FIG. 3 is a view for explaining a manufacturing process of the probe unit shown in FIG. 1, and is a view showing a wiring pattern, a unit region, and a defective portion.

FIG. 4 is a diagram for explaining another manufacturing process of the probe unit, and is a diagram illustrating a wiring pattern, a unit region, and a defective portion.

FIG. 5 is a bottom view showing one embodiment of a test head using the probe unit shown in FIG. 1;

FIG. 6 is a cross-sectional view taken along line 6-6 in FIG.

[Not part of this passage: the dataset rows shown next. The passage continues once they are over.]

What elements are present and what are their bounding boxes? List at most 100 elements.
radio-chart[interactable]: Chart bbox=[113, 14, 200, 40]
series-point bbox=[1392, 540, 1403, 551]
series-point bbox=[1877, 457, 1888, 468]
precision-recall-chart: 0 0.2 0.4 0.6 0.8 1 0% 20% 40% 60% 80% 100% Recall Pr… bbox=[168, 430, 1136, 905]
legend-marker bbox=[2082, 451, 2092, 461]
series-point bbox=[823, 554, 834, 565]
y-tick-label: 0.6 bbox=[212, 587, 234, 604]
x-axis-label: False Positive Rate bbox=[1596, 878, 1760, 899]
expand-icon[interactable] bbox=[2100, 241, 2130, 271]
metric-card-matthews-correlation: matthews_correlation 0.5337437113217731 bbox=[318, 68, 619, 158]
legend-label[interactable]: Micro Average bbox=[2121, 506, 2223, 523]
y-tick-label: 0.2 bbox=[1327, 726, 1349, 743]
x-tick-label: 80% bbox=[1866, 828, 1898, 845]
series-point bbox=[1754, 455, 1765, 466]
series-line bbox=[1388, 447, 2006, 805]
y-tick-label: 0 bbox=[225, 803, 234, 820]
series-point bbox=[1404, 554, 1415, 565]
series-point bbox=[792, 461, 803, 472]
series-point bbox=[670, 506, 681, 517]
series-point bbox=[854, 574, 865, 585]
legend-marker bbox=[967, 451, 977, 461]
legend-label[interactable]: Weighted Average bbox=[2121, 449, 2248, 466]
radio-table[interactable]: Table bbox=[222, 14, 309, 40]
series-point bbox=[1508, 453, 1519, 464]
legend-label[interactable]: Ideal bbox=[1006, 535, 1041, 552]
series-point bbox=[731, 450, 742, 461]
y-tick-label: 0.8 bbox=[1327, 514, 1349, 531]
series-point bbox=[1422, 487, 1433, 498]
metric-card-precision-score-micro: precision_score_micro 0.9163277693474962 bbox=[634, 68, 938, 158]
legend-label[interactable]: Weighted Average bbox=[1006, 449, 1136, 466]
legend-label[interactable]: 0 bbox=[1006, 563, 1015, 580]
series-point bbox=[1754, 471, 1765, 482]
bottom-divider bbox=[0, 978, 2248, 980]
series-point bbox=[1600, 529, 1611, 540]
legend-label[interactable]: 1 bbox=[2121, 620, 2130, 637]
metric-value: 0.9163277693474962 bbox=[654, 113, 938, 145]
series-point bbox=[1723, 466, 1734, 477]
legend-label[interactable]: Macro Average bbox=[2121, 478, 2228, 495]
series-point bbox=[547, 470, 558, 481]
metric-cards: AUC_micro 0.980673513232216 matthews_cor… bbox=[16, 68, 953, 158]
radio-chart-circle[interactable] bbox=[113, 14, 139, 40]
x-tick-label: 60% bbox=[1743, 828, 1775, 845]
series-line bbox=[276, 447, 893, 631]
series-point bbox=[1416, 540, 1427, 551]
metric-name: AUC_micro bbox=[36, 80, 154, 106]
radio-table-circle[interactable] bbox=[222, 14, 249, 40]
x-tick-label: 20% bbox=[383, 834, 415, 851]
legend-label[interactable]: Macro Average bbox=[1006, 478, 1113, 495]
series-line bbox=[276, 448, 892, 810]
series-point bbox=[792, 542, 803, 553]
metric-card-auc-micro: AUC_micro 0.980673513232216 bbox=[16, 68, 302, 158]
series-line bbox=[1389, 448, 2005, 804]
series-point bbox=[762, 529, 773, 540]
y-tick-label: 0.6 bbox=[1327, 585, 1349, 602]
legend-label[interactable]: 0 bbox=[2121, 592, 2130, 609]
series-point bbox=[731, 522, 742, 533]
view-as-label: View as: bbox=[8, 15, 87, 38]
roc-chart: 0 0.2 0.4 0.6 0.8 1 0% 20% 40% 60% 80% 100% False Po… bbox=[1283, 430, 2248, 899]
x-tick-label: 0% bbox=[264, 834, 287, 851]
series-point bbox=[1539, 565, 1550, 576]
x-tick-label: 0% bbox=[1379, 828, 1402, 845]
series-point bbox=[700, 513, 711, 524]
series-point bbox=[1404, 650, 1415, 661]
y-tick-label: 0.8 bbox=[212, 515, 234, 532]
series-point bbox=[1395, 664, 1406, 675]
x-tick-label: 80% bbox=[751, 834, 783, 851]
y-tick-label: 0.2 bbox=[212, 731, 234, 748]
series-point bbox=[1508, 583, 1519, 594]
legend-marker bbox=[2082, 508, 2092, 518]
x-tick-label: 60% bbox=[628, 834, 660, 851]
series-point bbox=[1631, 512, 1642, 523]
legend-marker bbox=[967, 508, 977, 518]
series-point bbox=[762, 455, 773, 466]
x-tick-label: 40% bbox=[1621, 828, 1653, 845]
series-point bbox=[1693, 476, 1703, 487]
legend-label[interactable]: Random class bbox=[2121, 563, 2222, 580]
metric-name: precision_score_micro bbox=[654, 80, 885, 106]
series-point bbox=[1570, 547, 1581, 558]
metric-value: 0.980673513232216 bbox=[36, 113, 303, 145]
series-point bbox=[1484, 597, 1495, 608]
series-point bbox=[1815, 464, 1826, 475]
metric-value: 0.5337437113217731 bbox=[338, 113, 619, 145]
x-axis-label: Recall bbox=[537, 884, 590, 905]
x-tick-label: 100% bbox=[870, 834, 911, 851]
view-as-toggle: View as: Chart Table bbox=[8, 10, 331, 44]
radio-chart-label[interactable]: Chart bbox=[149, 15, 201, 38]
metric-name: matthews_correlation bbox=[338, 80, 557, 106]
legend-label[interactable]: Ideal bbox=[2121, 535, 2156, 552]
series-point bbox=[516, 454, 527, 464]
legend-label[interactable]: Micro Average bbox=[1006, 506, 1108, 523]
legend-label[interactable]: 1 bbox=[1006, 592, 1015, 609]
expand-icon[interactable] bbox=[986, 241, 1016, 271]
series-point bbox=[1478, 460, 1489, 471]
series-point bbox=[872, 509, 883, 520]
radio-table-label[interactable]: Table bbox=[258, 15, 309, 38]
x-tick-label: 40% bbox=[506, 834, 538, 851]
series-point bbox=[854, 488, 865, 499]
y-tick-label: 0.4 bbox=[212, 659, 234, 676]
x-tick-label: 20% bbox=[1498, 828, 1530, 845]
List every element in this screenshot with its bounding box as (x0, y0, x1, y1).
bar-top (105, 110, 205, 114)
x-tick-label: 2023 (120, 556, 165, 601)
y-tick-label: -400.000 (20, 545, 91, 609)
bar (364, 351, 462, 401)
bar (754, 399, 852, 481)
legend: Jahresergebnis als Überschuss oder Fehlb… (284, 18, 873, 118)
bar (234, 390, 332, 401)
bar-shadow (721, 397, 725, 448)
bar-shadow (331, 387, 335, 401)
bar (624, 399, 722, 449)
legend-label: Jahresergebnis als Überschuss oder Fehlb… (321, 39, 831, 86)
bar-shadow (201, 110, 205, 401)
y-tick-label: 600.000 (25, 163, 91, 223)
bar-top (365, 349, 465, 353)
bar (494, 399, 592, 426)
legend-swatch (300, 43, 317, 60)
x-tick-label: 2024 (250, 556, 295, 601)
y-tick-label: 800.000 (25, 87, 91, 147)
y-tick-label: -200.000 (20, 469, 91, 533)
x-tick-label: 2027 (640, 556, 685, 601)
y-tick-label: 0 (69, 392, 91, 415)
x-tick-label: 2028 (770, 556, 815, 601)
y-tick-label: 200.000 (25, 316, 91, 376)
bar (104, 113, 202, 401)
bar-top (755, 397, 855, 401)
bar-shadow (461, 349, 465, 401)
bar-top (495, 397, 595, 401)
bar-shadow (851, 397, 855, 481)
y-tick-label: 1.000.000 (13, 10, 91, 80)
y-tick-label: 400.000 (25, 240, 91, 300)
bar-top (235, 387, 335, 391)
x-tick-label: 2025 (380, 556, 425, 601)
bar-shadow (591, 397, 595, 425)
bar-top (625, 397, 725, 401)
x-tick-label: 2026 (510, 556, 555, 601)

FIG. 7 is a view for explaining a conventional manufacturing process,
FIG. 4 is a diagram illustrating a wiring pattern, a unit region, and a defective portion.

[Explanation of symbols]

 DESCRIPTION OF SYMBOLS 20 Probe unit 22 Flat main part 24 Probe area 26 Slit 28 Spring layer 30 Electrical insulating layer 32 Wiring pattern 34 Projection 36 Base member 38 Defect location 40 Unit area 32a Wiring section

Claims (4)

[Claims] 1. A method for manufacturing a probe unit having a plurality of elongated probe regions extending in parallel from a flat main portion, comprising forming a sheet-like base member on which a spring layer and an electrical insulating layer are stacked. Forming a wiring pattern having a large number of wiring portions extending in parallel with each other on a surface of the electrical insulating layer opposite to the spring layer, inspecting a defective portion of the wiring portion, and forming a part of the plurality of wiring portions; A method for manufacturing a probe unit, comprising: determining one or more unit regions including the following in the wiring pattern while avoiding the defective portion. 2. An auxiliary layer is formed at least in the unit region, a plurality of holes penetrating the auxiliary layer and reaching the wiring portion are formed, and projections reaching the wiring portions via the holes are formed. The method according to claim 1, further comprising: 3. The manufacturing method according to claim 2, wherein the holes are formed by laser processing. 4. The method according to claim 1, further comprising separating the unit region from the rest.